Earnest Arul, Morgan Geoff, Mengersen Kerrie, Ryan Louise, Summerhayes Richard, Beard John
Northern Rivers University Department of Rural Health, The University of Sydney, New South Wales, Australia.
Int J Health Geogr. 2007 Nov 29;6:54. doi: 10.1186/1476-072X-6-54.
The Conditional Autoregressive (CAR) model is widely used in many small-area ecological studies to analyse outcomes measured at an areal level. There has been little evaluation of the influence of different neighbourhood weight matrix structures on the amount of smoothing performed by the CAR model. We examined this issue in detail.
We created several neighbourhood weight matrices and applied them to a large dataset of births and birth defects in New South Wales (NSW), Australia within 198 Statistical Local Areas. Between the years 1995-2003, there were 17,595 geocoded birth defects and 770,638 geocoded birth records with available data. Spatio-temporal models were developed with data from 1995-2000 and their fit evaluated within the following time period: 2001-2003.
We were able to create four adjacency-based weight matrices, seven distance-based weight matrices and one matrix based on similarity in terms of a key covariate (i.e. maternal age). In terms of agreement between observed and predicted relative risks, categorised in epidemiologically relevant groups, generally the distance-based matrices performed better than the adjacency-based neighbourhoods. In terms of recovering the underlying risk structure, the weight-7 model (smoothing by maternal-age 'Covariate model') was able to correctly classify 35/47 high-risk areas (sensitivity 74%) with a specificity of 47%, and the 'Gravity' model had sensitivity and specificity values of 74% and 39% respectively.

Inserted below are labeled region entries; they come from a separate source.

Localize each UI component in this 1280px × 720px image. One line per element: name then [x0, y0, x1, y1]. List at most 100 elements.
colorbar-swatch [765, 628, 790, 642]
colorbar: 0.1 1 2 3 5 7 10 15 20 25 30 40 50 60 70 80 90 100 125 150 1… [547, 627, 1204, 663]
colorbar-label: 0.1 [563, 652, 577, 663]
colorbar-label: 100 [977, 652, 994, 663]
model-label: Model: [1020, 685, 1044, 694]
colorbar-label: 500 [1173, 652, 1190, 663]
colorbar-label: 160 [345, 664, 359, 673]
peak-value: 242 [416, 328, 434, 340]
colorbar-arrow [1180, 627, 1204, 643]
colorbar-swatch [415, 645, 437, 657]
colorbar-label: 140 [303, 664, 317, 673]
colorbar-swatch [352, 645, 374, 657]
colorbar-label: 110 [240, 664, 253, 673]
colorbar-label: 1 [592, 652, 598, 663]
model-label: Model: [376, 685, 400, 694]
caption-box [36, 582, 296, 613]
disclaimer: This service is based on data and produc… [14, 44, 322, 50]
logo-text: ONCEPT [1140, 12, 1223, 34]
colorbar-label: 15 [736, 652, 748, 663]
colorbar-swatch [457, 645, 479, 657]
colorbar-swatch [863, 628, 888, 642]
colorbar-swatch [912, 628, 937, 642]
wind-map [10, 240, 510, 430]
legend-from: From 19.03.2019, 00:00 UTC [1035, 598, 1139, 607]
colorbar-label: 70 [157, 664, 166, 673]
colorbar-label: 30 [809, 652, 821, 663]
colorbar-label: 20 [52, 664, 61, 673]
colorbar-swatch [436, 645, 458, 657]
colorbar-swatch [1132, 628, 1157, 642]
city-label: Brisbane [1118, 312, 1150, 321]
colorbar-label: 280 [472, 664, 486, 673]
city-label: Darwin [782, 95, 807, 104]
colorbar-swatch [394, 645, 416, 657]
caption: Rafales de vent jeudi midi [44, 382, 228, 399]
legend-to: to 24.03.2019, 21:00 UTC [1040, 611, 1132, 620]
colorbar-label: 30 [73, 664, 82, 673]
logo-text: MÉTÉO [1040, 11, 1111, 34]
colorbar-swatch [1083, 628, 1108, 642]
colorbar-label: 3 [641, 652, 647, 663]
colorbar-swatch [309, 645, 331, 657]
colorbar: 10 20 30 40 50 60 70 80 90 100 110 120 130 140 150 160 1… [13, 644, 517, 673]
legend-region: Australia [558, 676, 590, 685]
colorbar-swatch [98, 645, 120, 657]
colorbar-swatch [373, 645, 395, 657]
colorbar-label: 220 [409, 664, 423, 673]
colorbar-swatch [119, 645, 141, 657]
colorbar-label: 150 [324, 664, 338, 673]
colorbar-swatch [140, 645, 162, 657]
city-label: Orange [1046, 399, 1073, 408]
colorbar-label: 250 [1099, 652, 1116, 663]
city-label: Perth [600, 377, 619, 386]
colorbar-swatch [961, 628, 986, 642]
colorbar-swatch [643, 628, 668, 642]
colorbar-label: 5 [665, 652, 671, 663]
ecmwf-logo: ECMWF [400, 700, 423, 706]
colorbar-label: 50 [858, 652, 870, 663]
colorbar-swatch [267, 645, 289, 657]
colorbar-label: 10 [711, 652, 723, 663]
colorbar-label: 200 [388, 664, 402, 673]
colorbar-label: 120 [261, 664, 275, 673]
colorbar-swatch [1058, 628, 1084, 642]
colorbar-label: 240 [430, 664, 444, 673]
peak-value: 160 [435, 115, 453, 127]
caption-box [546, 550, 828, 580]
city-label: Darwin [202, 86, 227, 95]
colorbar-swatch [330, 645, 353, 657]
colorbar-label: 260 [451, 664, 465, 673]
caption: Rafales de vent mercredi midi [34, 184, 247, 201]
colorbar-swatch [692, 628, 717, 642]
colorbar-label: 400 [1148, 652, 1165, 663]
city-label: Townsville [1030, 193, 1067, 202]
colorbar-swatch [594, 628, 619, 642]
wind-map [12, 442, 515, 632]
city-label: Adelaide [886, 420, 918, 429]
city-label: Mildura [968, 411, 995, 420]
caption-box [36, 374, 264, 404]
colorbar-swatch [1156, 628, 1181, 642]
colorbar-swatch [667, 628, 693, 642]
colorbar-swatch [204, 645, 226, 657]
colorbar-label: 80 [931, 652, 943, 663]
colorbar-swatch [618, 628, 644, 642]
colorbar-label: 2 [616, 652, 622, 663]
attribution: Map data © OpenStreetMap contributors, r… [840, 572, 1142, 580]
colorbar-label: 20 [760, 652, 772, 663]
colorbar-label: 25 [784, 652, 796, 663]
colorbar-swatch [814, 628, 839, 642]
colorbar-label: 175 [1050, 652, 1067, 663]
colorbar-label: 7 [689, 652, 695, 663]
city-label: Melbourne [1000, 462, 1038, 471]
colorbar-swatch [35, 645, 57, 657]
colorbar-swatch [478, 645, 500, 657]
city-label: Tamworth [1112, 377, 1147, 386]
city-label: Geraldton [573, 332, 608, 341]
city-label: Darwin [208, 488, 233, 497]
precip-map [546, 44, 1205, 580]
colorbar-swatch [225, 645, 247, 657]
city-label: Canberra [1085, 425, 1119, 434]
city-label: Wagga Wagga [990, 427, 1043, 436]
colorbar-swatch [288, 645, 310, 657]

We found considerable differences in the smoothing properties of the CAR model, depending on the type of neighbours specified. This in turn had an effect on the models' ability to recover the observed risk in an area. Prior to risk mapping or ecological modelling, an exploratory analysis of the neighbourhood weight matrix to guide the choice of a suitable weight matrix is recommended. Alternatively, the weight matrix can be chosen a priori based on decision-theoretic considerations including loss, cost and inferential aims.
条件自回归(CAR)模型在许多小区域生态研究中被广泛用于分析区域层面测量的结果。对于不同邻域权重矩阵结构对CAR模型执行的平滑量的影响,几乎没有评估。我们详细研究了这个问题。
我们创建了几个邻域权重矩阵,并将它们应用于澳大利亚新南威尔士州(NSW)198个统计局部区域内的一个大型出生和出生缺陷数据集。在1995 - 2003年期间,有17595条地理编码的出生缺陷记录和770638条地理编码的出生记录且数据可用。利用1995 - 2000年的数据开发时空模型,并在随后的时间段(2001 - 2003年)内评估其拟合情况。
我们能够创建四个基于邻接的权重矩阵、七个基于距离的权重矩阵以及一个基于关键协变量(即母亲年龄)相似性的矩阵。就观察到的和预测的相对风险之间的一致性而言,按流行病学相关组分类,一般来说基于距离的矩阵比基于邻接的邻域表现更好。就恢复潜在风险结构而言,权重 - 7模型(按母亲年龄“协变量模型”进行平滑)能够正确分类47个高风险区域中的35个(敏感性74%),特异性为47%,“引力”模型的敏感性和特异性值分别为74%和39%。
我们发现CAR模型的平滑特性存在相当大的差异,这取决于指定的邻域类型。这反过来又影响了模型恢复一个区域中观察到的风险的能力。在进行风险绘图或生态建模之前,建议对邻域权重矩阵进行探索性分析,以指导选择合适的权重矩阵。或者,可以基于包括损失、成本和推断目标在内的决策理论考虑事先选择权重矩阵。